Sunday, October 12, 2014

ARCHITECTURE FOR THE MASSES

George Steinmetz, Prospect Lefferts Gardens, Brooklyn






















While departing New York's JFK Airport, the anxiety to see Moscow from the airplane window grew. I was curious to see those massive residential areas all covered with very similar buildings — a supposed materialization of the communist system where everyone would have the same living conditions.

It was a moment of distraction of what was just in front of me in the plane's window: Brooklyn's massive residential areas all covered with identical buildings. Despite the political/social system, both cities where the materialization of the same treatment towards people seen as masses. The individuality plays a very little role, sometimes even insignificant, in the middle of the repetition of typologies.
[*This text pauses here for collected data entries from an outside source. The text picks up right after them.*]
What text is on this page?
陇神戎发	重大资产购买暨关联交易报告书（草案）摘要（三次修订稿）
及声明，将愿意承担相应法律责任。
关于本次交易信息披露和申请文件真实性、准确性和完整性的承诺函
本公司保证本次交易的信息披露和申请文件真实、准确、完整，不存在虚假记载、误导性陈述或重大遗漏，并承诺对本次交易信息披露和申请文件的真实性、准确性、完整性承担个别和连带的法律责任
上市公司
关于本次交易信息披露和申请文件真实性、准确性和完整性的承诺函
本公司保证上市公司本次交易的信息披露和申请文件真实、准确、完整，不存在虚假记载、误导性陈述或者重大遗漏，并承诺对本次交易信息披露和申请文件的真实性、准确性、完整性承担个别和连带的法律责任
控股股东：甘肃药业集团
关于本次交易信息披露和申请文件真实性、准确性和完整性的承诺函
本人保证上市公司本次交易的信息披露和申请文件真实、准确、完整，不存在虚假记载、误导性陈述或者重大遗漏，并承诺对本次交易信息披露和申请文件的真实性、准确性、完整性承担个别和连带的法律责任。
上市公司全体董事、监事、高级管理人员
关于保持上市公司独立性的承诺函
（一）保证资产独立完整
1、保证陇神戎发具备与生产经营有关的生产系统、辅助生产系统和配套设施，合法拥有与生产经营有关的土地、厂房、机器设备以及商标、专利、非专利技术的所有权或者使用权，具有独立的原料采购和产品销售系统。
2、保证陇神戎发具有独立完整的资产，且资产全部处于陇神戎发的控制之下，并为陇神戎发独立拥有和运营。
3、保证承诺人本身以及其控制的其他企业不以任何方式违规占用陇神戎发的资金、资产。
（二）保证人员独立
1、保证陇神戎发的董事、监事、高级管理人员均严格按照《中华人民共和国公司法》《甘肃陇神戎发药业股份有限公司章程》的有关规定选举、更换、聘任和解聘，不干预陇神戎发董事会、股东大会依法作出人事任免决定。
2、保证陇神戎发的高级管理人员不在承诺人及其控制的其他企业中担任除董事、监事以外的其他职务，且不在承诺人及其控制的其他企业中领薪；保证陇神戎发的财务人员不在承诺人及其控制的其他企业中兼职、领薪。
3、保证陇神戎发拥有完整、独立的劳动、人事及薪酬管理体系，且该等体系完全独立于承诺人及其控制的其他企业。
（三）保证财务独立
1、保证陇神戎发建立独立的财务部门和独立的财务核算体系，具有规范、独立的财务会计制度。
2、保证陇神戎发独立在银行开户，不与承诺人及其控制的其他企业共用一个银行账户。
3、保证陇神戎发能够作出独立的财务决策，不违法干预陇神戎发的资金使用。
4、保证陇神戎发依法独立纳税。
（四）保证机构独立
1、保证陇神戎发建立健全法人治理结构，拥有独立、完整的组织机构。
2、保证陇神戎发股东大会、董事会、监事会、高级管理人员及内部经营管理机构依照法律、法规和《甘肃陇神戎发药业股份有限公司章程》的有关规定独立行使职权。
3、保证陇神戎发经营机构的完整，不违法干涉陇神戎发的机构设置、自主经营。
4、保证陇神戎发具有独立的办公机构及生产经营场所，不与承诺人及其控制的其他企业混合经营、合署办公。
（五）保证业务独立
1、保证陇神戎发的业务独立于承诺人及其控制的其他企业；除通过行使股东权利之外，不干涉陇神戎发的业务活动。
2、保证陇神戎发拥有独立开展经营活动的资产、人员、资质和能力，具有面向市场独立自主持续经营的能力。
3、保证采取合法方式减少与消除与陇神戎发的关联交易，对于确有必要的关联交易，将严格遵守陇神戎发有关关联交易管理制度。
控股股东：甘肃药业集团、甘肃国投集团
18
This issue resembles Rem Koolhaas' Generic City, but applied in a local scale: among suburbs, they are all suburbs, not much different from each other. And as most parts of contemporary metropolises today are covered with suburbs, maybe it's important to keep this issue in today's architecture agenda. However, to know what architects can do and how far they can go, we first have to address another question: Is the city really a living organism where, in an ideal "state of anarchy", people would appropriate space and transform it according to their own needs?

1 comment:

  1. I am going to start one more time my post with Guy Debord’s notion: ‘‘The right to the city is not merely a right to what already exists, but a right to change it after our heart’s desire’’. Influenced from the last sentence of this post many thoughts were born in my mind, particularly liked one about writing an individual’s rights in the city.
    As cities grow immensely the individual rights are being diminished and underestimated. Cities adapting to the global trend of ‘’designing for the masses’’ cause a loss of familiarity where people are alienated from the public space. Meaning, a public space where a person cannot feel familiar with, cannot adapt. Even the private spaces are designed in that unfamiliar mode (for masses e.g., blocks of flats designed with typical floor plans or similar industrial houses like these in Brooklyn. Are we living like ants? Are we all the same?
    New technological inventions may change that. Sensors in the constructions feel and respond to each person's needs. Transformable design can easily change the space to once will. People cannot change the whole public space, but they can change the square meters of their bedroom. Going one step further, will the biomimicry give the opportunity to people to change the city according to their wills?